Well, yeah even the ugly girl needs sex once in a while too
So here’s what I wound up doing:
- create an empty file /etc/default/grub.d/ 40_custom ((It’s a Debian thing,there’s also just grub in the default folder)
- add these lines to it: `GRUB_DISABLE_OS_PROBER=false
menuentry ‘Windows Boot Manager’ --class windows --class os {
insmod part_gpt
insmod fat
set root=‘hd1,gpt1’
if [ x$feature_platform_search_hint = xy ]; then
search --no-floppy --fs-uuid --set=root --hint-bios=hd1,gpt1 --hint-efi=hd1,gpt1 3A4C-64E5
else
search --no-floppy --fs-uuid --set=root 3A4C-64E5
fi
chainloader /EFI/Microsoft/Boot/bootmgfw.efi
}
`
3. run update-grub as sudo
4. reboot to see if Windows was an option.
5. Boot into windows
And that’s the weird-ish part,everything I could find told me to mount Windows, run os-prober then grub-update. One told me to edit grub.conf with GRUB_DISABLE_OS_PROBER=false (which didn’t work either).

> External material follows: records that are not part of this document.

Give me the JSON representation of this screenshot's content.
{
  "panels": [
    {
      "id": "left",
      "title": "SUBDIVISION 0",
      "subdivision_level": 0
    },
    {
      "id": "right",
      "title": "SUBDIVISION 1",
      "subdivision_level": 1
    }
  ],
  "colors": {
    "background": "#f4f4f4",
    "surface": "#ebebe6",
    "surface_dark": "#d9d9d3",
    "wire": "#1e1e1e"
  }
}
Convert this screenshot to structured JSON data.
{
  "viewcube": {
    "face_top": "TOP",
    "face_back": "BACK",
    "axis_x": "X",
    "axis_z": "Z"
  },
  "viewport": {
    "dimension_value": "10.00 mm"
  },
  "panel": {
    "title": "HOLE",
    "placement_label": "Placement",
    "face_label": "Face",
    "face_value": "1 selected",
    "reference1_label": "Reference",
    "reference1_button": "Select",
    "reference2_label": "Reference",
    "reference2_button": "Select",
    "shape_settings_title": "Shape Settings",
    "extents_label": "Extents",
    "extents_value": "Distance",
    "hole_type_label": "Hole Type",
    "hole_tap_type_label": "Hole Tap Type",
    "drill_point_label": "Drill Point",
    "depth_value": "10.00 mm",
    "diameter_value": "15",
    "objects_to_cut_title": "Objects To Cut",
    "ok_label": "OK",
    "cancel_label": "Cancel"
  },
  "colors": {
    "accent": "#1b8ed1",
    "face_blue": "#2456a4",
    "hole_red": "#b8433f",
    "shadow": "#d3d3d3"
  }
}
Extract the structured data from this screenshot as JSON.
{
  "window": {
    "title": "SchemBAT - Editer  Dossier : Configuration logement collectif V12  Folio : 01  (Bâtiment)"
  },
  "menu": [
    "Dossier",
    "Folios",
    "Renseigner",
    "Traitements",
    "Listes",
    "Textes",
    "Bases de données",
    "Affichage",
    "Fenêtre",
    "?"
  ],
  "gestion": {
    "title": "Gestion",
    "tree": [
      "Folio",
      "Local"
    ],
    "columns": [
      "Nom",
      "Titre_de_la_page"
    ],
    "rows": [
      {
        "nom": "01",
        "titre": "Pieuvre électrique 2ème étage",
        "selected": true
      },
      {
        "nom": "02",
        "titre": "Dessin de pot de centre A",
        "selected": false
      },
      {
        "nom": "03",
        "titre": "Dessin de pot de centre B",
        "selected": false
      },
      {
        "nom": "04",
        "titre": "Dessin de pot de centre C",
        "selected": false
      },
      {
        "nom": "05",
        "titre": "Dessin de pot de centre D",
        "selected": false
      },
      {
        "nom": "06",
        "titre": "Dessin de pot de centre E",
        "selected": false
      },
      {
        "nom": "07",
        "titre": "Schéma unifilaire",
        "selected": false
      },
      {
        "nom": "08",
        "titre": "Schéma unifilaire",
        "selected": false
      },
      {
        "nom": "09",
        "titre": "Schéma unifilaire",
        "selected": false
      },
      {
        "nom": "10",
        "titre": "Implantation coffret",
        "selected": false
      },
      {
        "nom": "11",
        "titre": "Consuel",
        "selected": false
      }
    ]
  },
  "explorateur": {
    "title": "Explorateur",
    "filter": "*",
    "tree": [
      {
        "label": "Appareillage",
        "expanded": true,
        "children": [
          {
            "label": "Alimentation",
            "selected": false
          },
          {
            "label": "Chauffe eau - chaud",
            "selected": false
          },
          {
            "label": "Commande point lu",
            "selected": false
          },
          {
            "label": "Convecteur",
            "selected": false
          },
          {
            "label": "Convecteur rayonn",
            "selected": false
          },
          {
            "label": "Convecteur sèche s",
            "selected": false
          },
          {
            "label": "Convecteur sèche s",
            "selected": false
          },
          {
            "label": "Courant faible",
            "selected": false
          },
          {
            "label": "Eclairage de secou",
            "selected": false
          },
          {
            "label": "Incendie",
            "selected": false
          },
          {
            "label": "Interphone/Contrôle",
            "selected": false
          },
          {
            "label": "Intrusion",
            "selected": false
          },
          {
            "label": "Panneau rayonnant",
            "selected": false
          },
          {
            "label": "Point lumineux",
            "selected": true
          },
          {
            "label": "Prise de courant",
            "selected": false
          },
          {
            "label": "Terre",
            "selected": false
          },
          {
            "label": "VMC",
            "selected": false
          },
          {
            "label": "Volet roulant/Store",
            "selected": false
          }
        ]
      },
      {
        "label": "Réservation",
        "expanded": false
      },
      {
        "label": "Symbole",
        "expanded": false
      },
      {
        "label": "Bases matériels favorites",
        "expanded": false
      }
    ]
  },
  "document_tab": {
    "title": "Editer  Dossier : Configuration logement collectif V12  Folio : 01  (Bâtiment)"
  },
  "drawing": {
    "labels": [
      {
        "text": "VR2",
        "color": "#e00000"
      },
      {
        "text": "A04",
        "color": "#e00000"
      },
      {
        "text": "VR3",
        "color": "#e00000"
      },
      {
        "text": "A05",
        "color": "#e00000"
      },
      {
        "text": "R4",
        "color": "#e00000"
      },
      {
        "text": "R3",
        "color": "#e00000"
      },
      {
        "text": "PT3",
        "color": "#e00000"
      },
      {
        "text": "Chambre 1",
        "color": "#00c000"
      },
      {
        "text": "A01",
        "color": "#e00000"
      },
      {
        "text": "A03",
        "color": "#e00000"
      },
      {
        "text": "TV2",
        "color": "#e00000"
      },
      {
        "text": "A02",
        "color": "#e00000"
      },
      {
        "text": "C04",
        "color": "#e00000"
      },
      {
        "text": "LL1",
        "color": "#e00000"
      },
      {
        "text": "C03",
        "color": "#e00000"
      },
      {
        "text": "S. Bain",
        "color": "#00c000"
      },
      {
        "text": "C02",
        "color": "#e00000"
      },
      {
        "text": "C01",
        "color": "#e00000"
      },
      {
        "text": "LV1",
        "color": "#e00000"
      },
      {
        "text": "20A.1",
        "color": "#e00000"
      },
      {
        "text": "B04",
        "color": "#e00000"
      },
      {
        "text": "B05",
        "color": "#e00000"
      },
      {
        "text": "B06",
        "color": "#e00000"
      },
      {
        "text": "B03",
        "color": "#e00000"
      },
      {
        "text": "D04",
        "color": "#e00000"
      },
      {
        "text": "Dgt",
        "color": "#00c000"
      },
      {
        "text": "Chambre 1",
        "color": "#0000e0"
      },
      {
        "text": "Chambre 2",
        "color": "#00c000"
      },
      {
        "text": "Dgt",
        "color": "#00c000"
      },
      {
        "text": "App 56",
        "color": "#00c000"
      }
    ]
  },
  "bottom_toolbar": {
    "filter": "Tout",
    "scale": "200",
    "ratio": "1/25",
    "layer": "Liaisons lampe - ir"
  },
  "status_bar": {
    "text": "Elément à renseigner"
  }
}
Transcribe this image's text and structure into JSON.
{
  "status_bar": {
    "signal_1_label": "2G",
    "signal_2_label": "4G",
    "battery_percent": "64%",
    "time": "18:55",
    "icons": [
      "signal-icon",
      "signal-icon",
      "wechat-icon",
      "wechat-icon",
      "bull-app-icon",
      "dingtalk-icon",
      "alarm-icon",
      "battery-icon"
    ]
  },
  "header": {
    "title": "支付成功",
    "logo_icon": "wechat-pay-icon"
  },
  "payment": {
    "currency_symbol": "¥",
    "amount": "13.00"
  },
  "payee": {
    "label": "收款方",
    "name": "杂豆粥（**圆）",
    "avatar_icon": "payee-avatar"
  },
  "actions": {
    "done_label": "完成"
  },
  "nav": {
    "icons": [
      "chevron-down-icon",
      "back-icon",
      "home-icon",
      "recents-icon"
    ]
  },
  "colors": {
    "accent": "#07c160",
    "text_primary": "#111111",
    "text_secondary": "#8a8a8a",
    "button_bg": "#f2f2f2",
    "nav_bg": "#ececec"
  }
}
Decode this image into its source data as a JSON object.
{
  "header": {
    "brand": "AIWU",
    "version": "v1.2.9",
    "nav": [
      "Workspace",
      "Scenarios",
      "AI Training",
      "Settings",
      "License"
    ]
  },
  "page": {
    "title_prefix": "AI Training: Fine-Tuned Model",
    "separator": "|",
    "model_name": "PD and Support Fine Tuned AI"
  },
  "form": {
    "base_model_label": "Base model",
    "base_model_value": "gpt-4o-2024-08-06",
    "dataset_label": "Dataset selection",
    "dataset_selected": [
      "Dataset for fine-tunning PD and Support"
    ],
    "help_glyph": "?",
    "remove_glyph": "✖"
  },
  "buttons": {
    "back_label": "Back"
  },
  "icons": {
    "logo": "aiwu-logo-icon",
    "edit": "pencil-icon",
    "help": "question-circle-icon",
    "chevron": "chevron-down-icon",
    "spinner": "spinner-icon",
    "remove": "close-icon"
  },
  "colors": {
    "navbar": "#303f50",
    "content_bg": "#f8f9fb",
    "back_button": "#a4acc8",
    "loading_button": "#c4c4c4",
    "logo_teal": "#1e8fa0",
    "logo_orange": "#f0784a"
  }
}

It may have to do with this change:
News.Debian grub2 (2.06-1) unstable; urgency=medium
- Boot menu entries for other operating systems are no longer generated by
default. To re-enable this, set GRUB_DISABLE_OS_PROBER=false in
/etc/default/grub.
But I swore I marked the thing to use other OS’s (I could be wrong, I am getting old). But anyway I got it fixed and now if I have to (hopefully never) I can boot into Windows again.